John “Pops” Witherspoon, the comedian known for hit roles as Willie Jones in Friday as well as Robert “Grandad” Freeman has passed away according to Deadline. He was 77.
“It is with deepest sorrow that we can confirm our beloved husband and father, John Witherspoon, one of the hardest working men in show business, died today at his home in Sherman Oaks at the age of 77,” Witherspoon’s family told Deadline in a statement. “He is survived by his wife Angela, and his sons JD, Alexander, and a large family. We are all in shock, please give us a minute for a moment in privacy and we will celebrate his life and his work together. John used to say ‘I’m no big deal’, but he was huge deal to us.”
Witherspoon starred alongside Eddie Murphy in Boomerang as well as Shawn & Marlon Wayans in The Wayans Bros.
Born in Detroit, MI, Witherspoon rose to fame as a character actor, notably with Richard Pryor on Pryor’s eponymous show in the 1970s. In the ’80s, the comic continued to turn heads with roles in Hollywood Shuffle but it was the ’90s where his quotables began to shine at their brightest.

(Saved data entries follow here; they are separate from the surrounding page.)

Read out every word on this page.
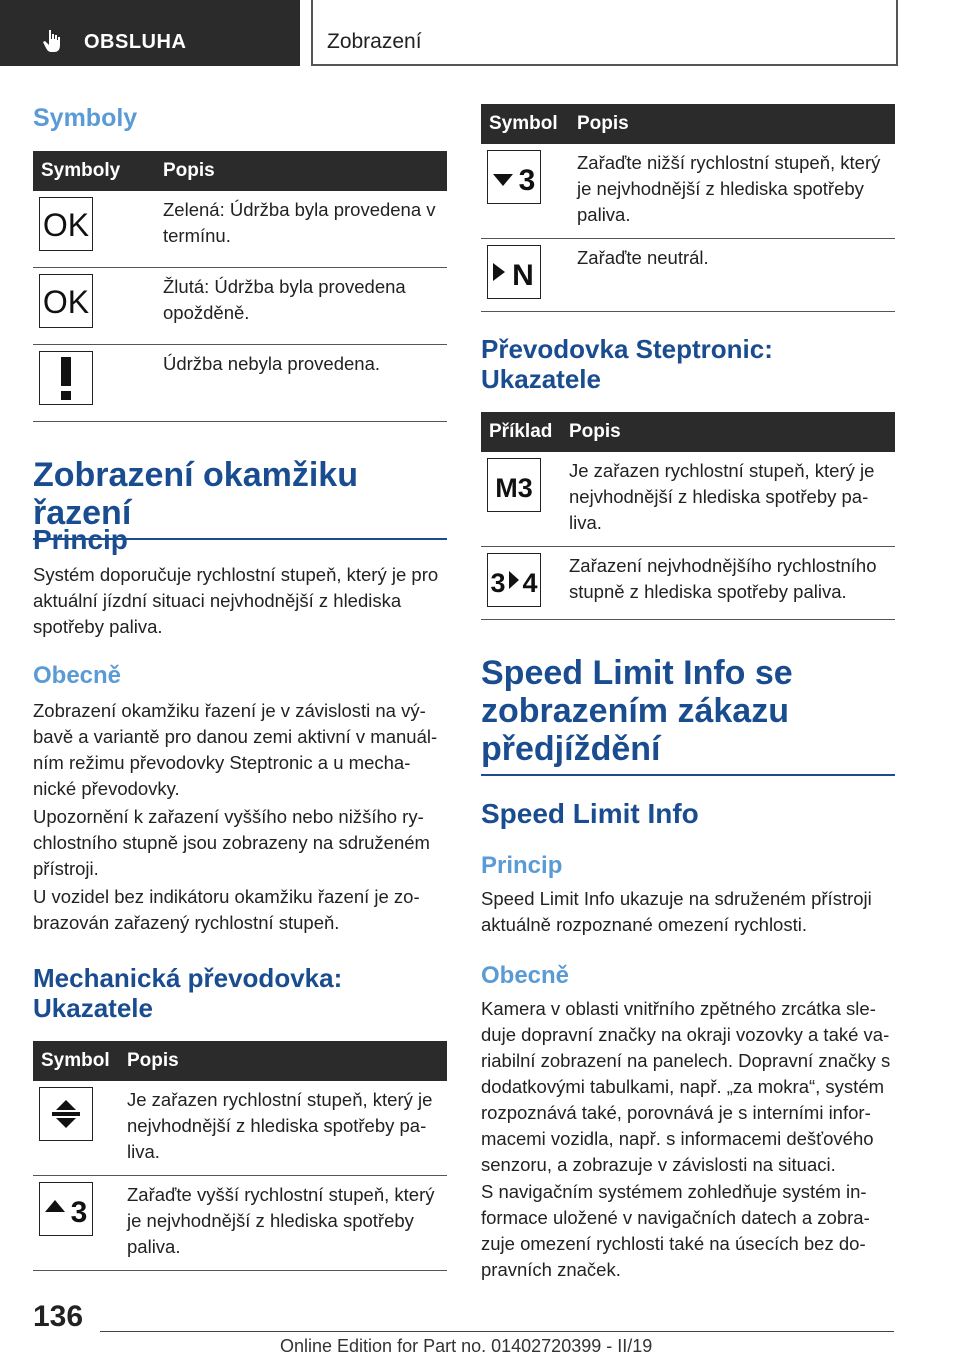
OBSLUHA	Zobrazení
Symboly
Symboly	Popis

OK	Zelená: Údržba byla provedena v termínu.

OK	Žlutá: Údržba byla provedena opožděně.

	Údržba nebyla provedena.
Zobrazení okamžiku řazení
Princip

Systém doporučuje rychlostní stupeň, který je pro aktuální jízdní situaci nejvhodnější z hlediska spotřeby paliva.

Obecně

Zobrazení okamžiku řazení je v závislosti na výbavě a variantě pro danou zemi aktivní v manuálním režimu převodovky Steptronic a u mechanické převodovky.

Upozornění k zařazení vyššího nebo nižšího rychlostního stupně jsou zobrazeny na sdruženém přístroji.

U vozidel bez indikátoru okamžiku řazení je zobrazován zařazený rychlostní stupeň.

Mechanická převodovka: Ukazatele
Symbol	Popis

	Je zařazen rychlostní stupeň, který je nejvhodnější z hlediska spotřeby paliva.

3	Zařaďte vyšší rychlostní stupeň, který je nejvhodnější z hlediska spotřeby paliva.
Symbol	Popis

3	Zařaďte nižší rychlostní stupeň, který je nejvhodnější z hlediska spotřeby paliva.

N	Zařaďte neutrál.
Převodovka Steptronic: Ukazatele
Příklad	Popis

M3	Je zařazen rychlostní stupeň, který je nejvhodnější z hlediska spotřeby paliva.

3 4	Zařazení nejvhodnějšího rychlostního stupně z hlediska spotřeby paliva.
Speed Limit Info se zobrazením zákazu předjíždění
Speed Limit Info
Princip

Speed Limit Info ukazuje na sdruženém přístroji aktuálně rozpoznané omezení rychlosti.

Obecně

Kamera v oblasti vnitřního zpětného zrcátka sleduje dopravní značky na okraji vozovky a také variabilní zobrazení na panelech. Dopravní značky s dodatkovými tabulkami, např. „za mokra“, systém rozpoznává také, porovnává je s interními informacemi vozidla, např. s informacemi dešťového senzoru, a zobrazuje v závislosti na situaci.

S navigačním systémem zohledňuje systém informace uložené v navigačních datech a zobrazuje omezení rychlosti také na úsecích bez dopravních značek.

136
Online Edition for Part no. 01402720399 - II/19
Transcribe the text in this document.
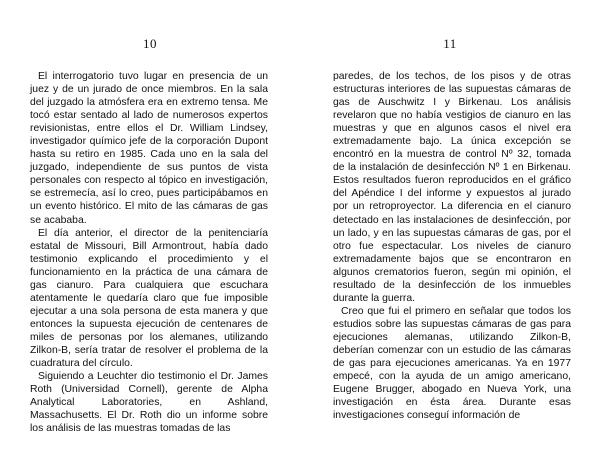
10

El interrogatorio tuvo lugar en presencia de un juez y de un jurado de once miembros. En la sala del juzgado la atmósfera era en extremo tensa. Me tocó estar sentado al lado de numerosos expertos revisionistas, entre ellos el Dr. William Lindsey, investigador químico jefe de la corporación Dupont hasta su retiro en 1985. Cada uno en la sala del juzgado, independiente de sus puntos de vista personales con respecto al tópico en investigación, se estremecía, así lo creo, pues participábamos en un evento histórico. El mito de las cámaras de gas se acababa.

El día anterior, el director de la penitenciaría estatal de Missouri, Bill Armontrout, había dado testimonio explicando el procedimiento y el funcionamiento en la práctica de una cámara de gas cianuro. Para cualquiera que escuchara atentamente le quedaría claro que fue imposible ejecutar a una sola persona de esta manera y que entonces la supuesta ejecución de centenares de miles de personas por los alemanes, utilizando Zilkon-B, sería tratar de resolver el problema de la cuadratura del círculo.

Siguiendo a Leuchter dio testimonio el Dr. James Roth (Universidad Cornell), gerente de Alpha Analytical Laboratories, en Ashland, Massachusetts. El Dr. Roth dio un informe sobre los análisis de las muestras tomadas de las

11

paredes, de los techos, de los pisos y de otras estructuras interiores de las supuestas cámaras de gas de Auschwitz I y Birkenau. Los análisis revelaron que no había vestigios de cianuro en las muestras y que en algunos casos el nivel era extremadamente bajo. La única excepción se encontró en la muestra de control Nº 32, tomada de la instalación de desinfección Nº 1 en Birkenau. Estos resultados fueron reproducidos en el gráfico del Apéndice I del informe y expuestos al jurado por un retroproyector. La diferencia en el cianuro detectado en las instalaciones de desinfección, por un lado, y en las supuestas cámaras de gas, por el otro fue espectacular. Los niveles de cianuro extremadamente bajos que se encontraron en algunos crematorios fueron, según mi opinión, el resultado de la desinfección de los inmuebles durante la guerra.

Creo que fui el primero en señalar que todos los estudios sobre las supuestas cámaras de gas para ejecuciones alemanas, utilizando Zilkon-B, deberían comenzar con un estudio de las cámaras de gas para ejecuciones americanas. Ya en 1977 empecé, con la ayuda de un amigo americano, Eugene Brugger, abogado en Nueva York, una investigación en ésta área. Durante esas investigaciones conseguí información de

Beginning with 1990’s House Party, Witherspoon enamored himself with audiences as a wild man who could say whatever and do whatever came to mind. Plenty of lines such as “You got to coordinate,” and “Bang bang bang!” became part of the culture. Always down to steal a scene, his turn as Willie Jones in three Friday movies established him as one of the uncles of a generation. He appeared in music videos for Jay-Z and Field Mob in the 2000s and even as he began to get up there in age, he continued to tour across the country with new material.
Witherspoon also guest-starred on both Martin & The Fresh Prince of Bel-Air and also starred as Robert “Granddad” Freeman on Adult Swim’s The Boondocks.

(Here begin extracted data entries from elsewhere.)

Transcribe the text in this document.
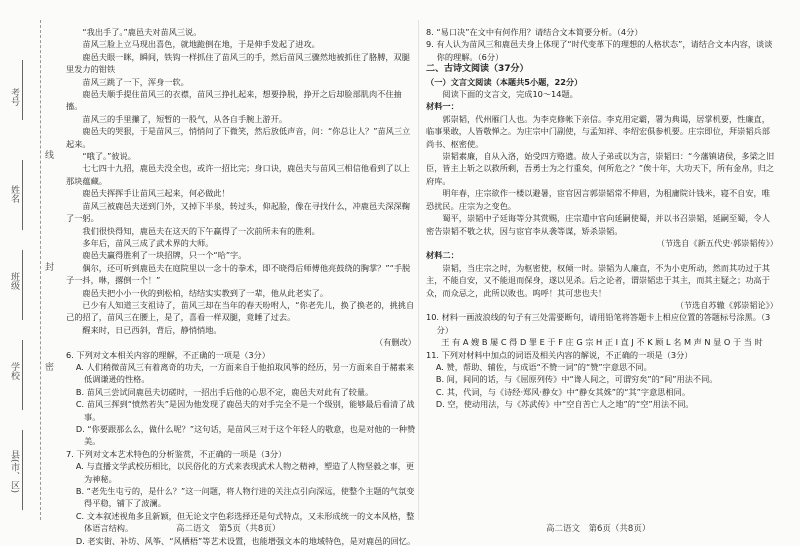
考号
姓名
班级
学校
县(市、区)
线
封
密

“我出手了。”鹿邑夫对苗风三说。

苗风三脸上立马现出喜色，就地跪倒在地，于是伸手发起了进攻。

鹿邑夫眼一眯，瞬间，铁钩一样抓住了苗风三的手，然后苗风三骤然地被抓住了胳膊，双腿里发力的钳铁

苗风三跳了一下，浑身一软。

鹿邑夫顺手提住苗风三的衣襟，苗风三挣扎起来，想要挣脱，挣开之后却脸部肌肉不住抽搐。

苗风三的手里攥了，短暂的一股气，从各自手腕上游开。

鹿邑夫的哭狠，于是苗风三，悄悄问了下微笑，然后放低声音，问：“你总让人？”苗风三立起来。

“哦了。”彼说。

七七四十九招，鹿邑夫没全也，或许一招比完；身口诀，鹿邑夫与苗风三相信他看到了以上那块蕴藏。

鹿邑夫挥挥手让苗风三起来，何必做此！

苗风三被鹿邑夫送到门外，又掉下半泉，转过头，仰起脸，像在寻找什么，冲鹿邑夫深深鞠了一躬。

我们很快得知，鹿邑夫在这天的下午赢得了一次前所未有的胜利。

多年后，苗风三成了武术界的大师。

鹿邑夫赢得胜利了一块招牌，只一个“哈”字。

偶尔，还可听到鹿邑夫在庭院里以一念十的拳术，即不晓得后师傅他亮鼓绕的胸掌？”“手脱子一抖，咻，撂倒一个！”

鹿邑夫把小小一伙的到松柏，结结实实教到了一辈，他从此老实了。

已少有人知道三支祖诗了，苗风三却在当年的春天吩咐人，“你老先儿，换了换老的，挑挑自己的招了，苗风三在腰上，是了，喜看一样双腿，竟睡了过去。

醒来时，日已西斜，背后，静悄悄地。

（有删改）

6. 下列对文本相关内容的理解，不正确的一项是（3分）

A. 人们稍微苗风三有着离奇的功夫，一方面来自于他拍取风筝的经历，另一方面来自于赭素来低调谦逊的性格。

B. 苗风三尝试同鹿邑夫切磋时，一招出手后他的心思不定，鹿邑夫对此有了较量。

C. 苗风三挥到“愤然若失”是因为他发现了鹿邑夫的对手完全不是一个级别，能够最后看清了战事。

D. “你要跟那么么，做什么呢？”这句话，是苗风三对于这个年轻人的敬意，也是对他的一种赞美。

7. 下列对文本艺术特色的分析鉴赏，不正确的一项是（3分）

A. 与直播文学武校历相比，以民俗化的方式来表现武术人物之精神，塑造了人物坚毅之事，更为神秘。

B. “老先生屯亏的，是什么？”这一问题，将人物行进的关注点引向深远，使整个主题的气氛变得平稳，铺下了波澜。

C. 文本叙述视角多且新颖，但无论文字色彩选择还是句式特点，又未形成统一的文本风格，整体语言结构。

D. 老实街、补坊、风筝、“风栖梧”等艺术设置，也能增强文本的地域特色，是对鹿邑的回忆。

8. “易口决”在文中有何作用？请结合文本简要分析。（4分）

9. 有人认为苗风三和鹿邑夫身上体现了“时代变革下的理想的人格状态”，请结合文本内容，谈谈你的理解。（6分）

二、古诗文阅读（37分）

（一）文言文阅读（本题共5小题，22分）

阅读下面的文言文，完成10～14题。

材料一：

郭崇韬，代州雁门人也。为李克修帐下亲信。李克用定霸，署为典谒，居掌机要，性廉直，临事果敢，人皆敬惮之。为庄宗中门副使，与孟知祥、李绍宏俱参机要。庄宗即位，拜崇韬兵部尚书、枢密使。

崇韬素廉，自从入洛，始受四方赂遗。故人子弟或以为言，崇韬曰：“今藩镇诸侯，多梁之旧臣，皆主上斩之以救所剩，吾勇士为之行重矣，何所危之？”俟十年，大功天下，所有金帛，归之府库。

明年春，庄宗欲作一楼以避暑，宦官因言郭崇韬常不伸眉，为租庸院计钱米，寝不自安，唯恐扰民。庄宗为之变色。

蜀平，崇韬中子廷诲等分其赏赐，庄宗遣中官向延嗣使蜀，并以书召崇韬，延嗣至蜀，令人密告崇韬不敬之状，因与宦官李从袭等谋，矫杀崇韬。

（节选自《新五代史·郭崇韬传》）

材料二：

崇韬，当庄宗之时，为枢密使，权倾一时。崇韬为人廉直，不为小吏所动，然而其功过于其主，不能自安，又不能退而保身，遂以见杀。后之论者，谓崇韬忠于其主，而其主疑之；功高于众，而众忌之，此所以败也。呜呼！其可悲也夫！

（节选自苏辙《郭崇韬论》）

10. 材料一画波浪线的句子有三处需要断句，请用铅笔将答题卡上相应位置的答题标号涂黑。（3分）

王 有 A 嫂 B 屡 C 得 D 罪 E 于 F 庄 G 宗 H 正 I 直 J 不 K 顾 L 名 M 声 N 显 O 于 当 时

11. 下列对材料中加点的词语及相关内容的解说，不正确的一项是（3分）

A. 赞，帮助、辅佐，与成语“不赞一词”的“赞”字意思不同。

B. 间，间同的话，与《屈原列传》中“谗人间之，可谓穷矣”的“间”用法不同。

C. 其，代词，与《诗经·郑风·静女》中“静女其姝”的“其”字意思相同。

D. 空，使动用法，与《苏武传》中“空自苦亡人之地”的“空”用法不同。

高二语文　第5页（共8页）	高二语文　第6页（共8页）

Last month, the show was set to be rebooted for HBO Max. It is unclear how the show will proceed without granddad as an outpouring of condolences from friends to co-stars and more began almost immediately as news broke of his passing.
Witherspoon’s film and television catalog spans nearly five decades including projects such as Vampire In Brooklyn, I’m Gon’ Git You Sucka, Meteor Man, Black-ish, I Got the Hook-Up, Soul Plane, Little Man, Living Single and much more.